The exception was Michael Mellon, senior VP of research for ABC. He said each sale is based on a negotiation, but added, “I believe that if I was the agency and my job is to reach the most people the most amount of times, the seven-day number makes the most amount of sense.”

He said he didn’t know how much extra revenue the added viewing from DVR playback will generate for the networks.

Mr. Mellon acknowledged that certain advertisers, including Disney’s movie studio, will have issues with that because spots seen on Sunday on a DVR won’t be as valuable to them as those seen live the previous Thursday. “But it’s not worth zero, so it’s a mater of negotiation,” he said.
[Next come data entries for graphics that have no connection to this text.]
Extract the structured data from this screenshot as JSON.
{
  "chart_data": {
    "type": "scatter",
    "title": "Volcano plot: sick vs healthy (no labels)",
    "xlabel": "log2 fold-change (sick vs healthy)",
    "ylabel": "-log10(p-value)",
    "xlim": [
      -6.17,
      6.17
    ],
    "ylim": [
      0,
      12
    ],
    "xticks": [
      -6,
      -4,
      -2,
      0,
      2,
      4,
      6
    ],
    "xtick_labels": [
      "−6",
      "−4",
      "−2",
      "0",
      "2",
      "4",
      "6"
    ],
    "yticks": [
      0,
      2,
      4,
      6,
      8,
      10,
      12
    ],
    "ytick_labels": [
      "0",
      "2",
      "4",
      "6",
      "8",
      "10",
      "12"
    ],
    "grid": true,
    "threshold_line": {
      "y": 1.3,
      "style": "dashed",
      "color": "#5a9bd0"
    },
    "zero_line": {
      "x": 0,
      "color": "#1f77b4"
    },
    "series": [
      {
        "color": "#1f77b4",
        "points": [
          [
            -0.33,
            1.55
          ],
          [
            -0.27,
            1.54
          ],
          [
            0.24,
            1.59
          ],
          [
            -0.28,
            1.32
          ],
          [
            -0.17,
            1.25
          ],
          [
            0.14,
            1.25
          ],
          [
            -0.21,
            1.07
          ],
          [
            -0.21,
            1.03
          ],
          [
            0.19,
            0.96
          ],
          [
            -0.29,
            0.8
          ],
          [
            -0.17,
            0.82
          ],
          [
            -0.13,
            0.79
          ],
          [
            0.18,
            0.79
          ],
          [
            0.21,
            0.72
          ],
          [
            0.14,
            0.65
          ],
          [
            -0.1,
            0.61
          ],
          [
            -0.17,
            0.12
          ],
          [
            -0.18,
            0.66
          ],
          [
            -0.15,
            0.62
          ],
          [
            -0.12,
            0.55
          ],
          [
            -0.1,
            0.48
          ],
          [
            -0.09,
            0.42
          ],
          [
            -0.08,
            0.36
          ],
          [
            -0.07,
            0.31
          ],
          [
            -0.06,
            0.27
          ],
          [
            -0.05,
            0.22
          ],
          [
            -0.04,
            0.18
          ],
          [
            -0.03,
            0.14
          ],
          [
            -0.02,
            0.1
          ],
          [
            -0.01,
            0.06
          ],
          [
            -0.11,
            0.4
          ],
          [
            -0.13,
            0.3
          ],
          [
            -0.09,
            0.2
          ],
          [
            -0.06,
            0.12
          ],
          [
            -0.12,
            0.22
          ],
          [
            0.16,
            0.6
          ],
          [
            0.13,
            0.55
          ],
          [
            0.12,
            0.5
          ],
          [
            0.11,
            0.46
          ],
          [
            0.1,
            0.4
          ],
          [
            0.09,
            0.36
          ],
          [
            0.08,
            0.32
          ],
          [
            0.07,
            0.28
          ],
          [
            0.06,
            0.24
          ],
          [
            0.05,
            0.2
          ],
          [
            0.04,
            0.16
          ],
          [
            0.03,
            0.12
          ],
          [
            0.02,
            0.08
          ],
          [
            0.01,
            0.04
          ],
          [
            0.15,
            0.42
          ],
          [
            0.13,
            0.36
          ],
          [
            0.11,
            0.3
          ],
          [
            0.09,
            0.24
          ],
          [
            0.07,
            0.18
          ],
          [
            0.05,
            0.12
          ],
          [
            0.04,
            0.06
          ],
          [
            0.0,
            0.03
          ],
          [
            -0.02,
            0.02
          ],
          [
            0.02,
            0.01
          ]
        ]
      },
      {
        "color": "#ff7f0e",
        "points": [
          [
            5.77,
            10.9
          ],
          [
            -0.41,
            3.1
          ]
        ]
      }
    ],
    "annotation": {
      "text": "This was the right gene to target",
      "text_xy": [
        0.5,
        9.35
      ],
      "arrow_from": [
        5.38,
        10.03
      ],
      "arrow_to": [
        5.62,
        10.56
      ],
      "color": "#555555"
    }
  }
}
Buyers are resisting the new Nielsen DVR numbers, partly because they all already include VCR recording as live viewing.

“We just don’t feel that adding DVR playback into the ratings makes any sense, primarily because we’re already paying extra for VCR recording,” said Steve Sternberg, executive VP and director of audience analysis at Magna Global.

Shari Anne Brill, VP and director of programming for Carat USA, said shows like “Lost” and “Grey’s Anatomy” get a full ratings point from VCR recording.

Ms. Brill, who expects Carat to make a formal statement this week about how it plans to handle the new ratings with DVR playback, said, “I think most advertisers want their message delivered at the time it’s been inserted or very shortly thereafter,” and that there may not be much value to playback viewing.

“To a retailer who has a sale coming up on Saturday who is advertising Wednesday and Thursday and Friday, Monday and Tuesday viewing isn’t really helping them that much,” Mr. Sternberg said.

For those reasons, Ms. Brill said, same-day viewing might be acceptable for some clients. “I don’t want any numbers after that, because to me, as the days progress my message becomes less and less meaningful.”

These issues might be negotiated client by client and network by network for a while. “I think that because of market forces, down the line there will probably be a standard,” Ms. Brill said. “But right now, every agency is going to have a different thought. The networks are going to be in a fight because they will get together and they are looking for the full program number.”